Expected (or desired) behavior:

# first batch[x1]: torch.Size([2, 8])
tensor([
[101, 1045, 8840, 2615, 1005, 1040, 2014, 102],
[101, 1045, 8840, 2615, 1005, 1040, 2014, 102]
)]

# second batch[x1]: torch.Size([2, 8])
tensor([
[101, 1045, 8840, 2615, 1005, 1040, 2014, 102],
[101, 1045, 8840, 2615, 1005, 1040, 2014, 102]
])

ptrblck · June 29, 2020, 7:08am

Could you change use random tensors for the code and update the snippet, please?
I tried to reproduce it using this dummy Dataset and it seems to return the expected results:

class MyDataset(Dataset):
    def __init__(self):
        self.samples = [
            {"x1": torch.arange(10), 'x2': torch.arange(10, 20)},
            {"x1": torch.arange(10), 'x2': torch.arange(10, 20)},
            {"x1": torch.arange(10), 'x2': torch.arange(10, 20)},
            {"x1": torch.arange(10), 'x2': torch.arange(10, 20)},
        ]

    def __getitem__(self, idx):
        return self.samples[idx]

    def __len__(self):
        return len(self.samples)


dataset = MyDataset()
loader = DataLoader(
    dataset,
    batch_size=2,
    num_workers=0
)

for batch in loader:
    x1 = batch['x1']
    print(x1)
    print(x1.shape)

Aldebaran · June 29, 2020, 3:06pm

I realize the difference now: your samples is a dictionary which values are tensors, not a list of integers as in my version.

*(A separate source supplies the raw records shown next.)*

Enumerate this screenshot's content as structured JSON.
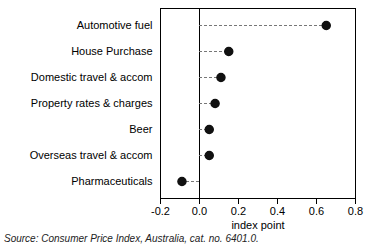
{
  "chart_data": {
    "type": "dot",
    "orientation": "horizontal",
    "categories": [
      "Automotive fuel",
      "House Purchase",
      "Domestic travel & accom",
      "Property rates & charges",
      "Beer",
      "Overseas travel & accom",
      "Pharmaceuticals"
    ],
    "values": [
      0.65,
      0.15,
      0.11,
      0.08,
      0.05,
      0.05,
      -0.09
    ],
    "color": "#111111",
    "xlabel": "index point",
    "xlim": [
      -0.2,
      0.8
    ],
    "xticks": [
      -0.2,
      {
        "value": 0,
        "label": "0.0"
      },
      0.2,
      0.4,
      0.6,
      0.8
    ],
    "grid": false,
    "caption": "Source: Consumer Price Index, Australia, cat. no. 6401.0."
  }
}
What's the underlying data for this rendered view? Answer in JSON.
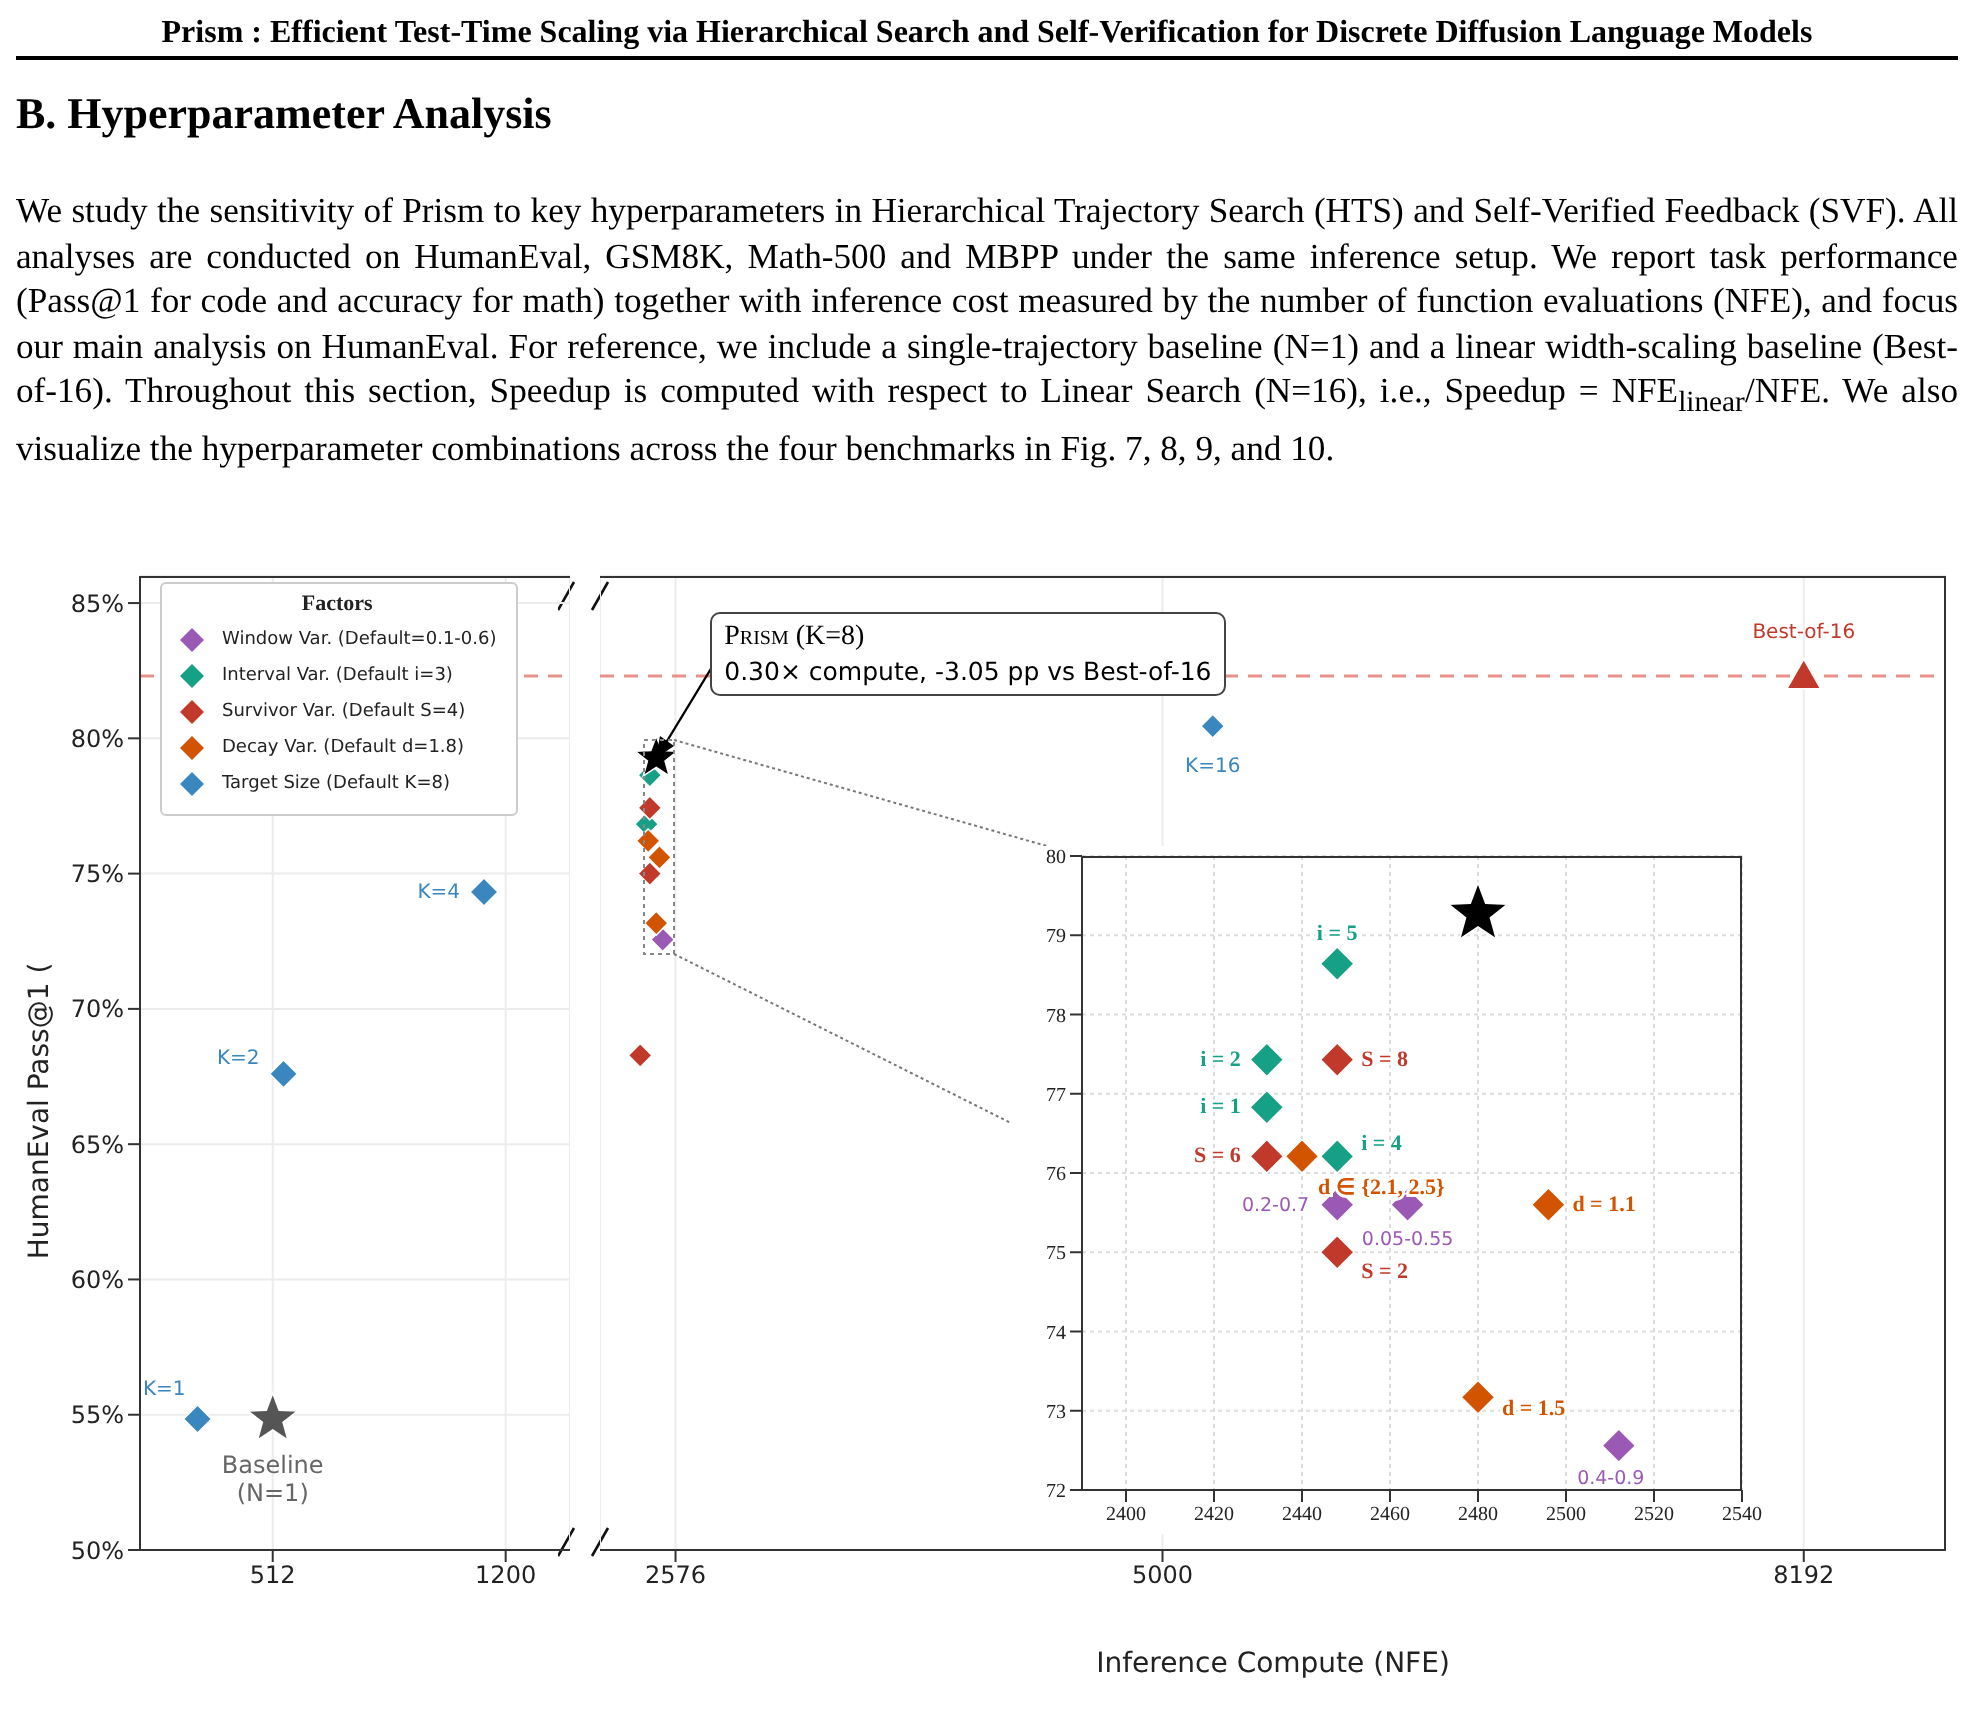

Z_Eamon · October 6, 2020, 6:07am

there is a bug:
def getitem(self, index):
x = self.data[index]
y = self.target[index]
data_dict={‘data’: x, ‘target’: y}
return data_dict
then all item in the batch will be the same as the first item, which is wrong.
I want to write this because sometime the data_dict is returned by a function, and it has so many keys.

ptrblck · October 6, 2020, 6:20am

I cannot reproduce the bug using some predefined tensors for data and target:

class MyDataset(Dataset):
    def __init__(self):
        self.data = torch.arange(10).float().view(-1, 1)
        self.target = torch.arange(10).float().view(-1, 1) + 1
        
    def __getitem__(self, index):
        x = self.data[index]
        y = self.target[index]
        data_dict={'data': x, 'target': y}
        return data_dict
    
    def __len__(self):
        return len(self.data)

dataset = MyDataset()
for batch in dataset:
    print(batch)

loader = DataLoader(dataset, batch_size=2, shuffle=True)
for batch in loader:
    print(batch)

Could you post an executable code snippet to reproduce this issue?

aksg87 · May 8, 2021, 6:16am

Is there some magic happening in Dataset to make the return type of dataset[1:2] a dict and not list? I would think it would be a list!

ptrblck · May 8, 2021, 6:41am

The default_collate method uses some checks and in particular checks the input for collections.abs.Mapping here, which then calls default_collate again on the values and returns a dict.

aksg87 · May 8, 2021, 3:04pm

Ah! Thanks. That’s very elegant

y-vectorfield · March 7, 2024, 9:30am

I faced with this problem.
Anyone knows the solution for this, please let me know.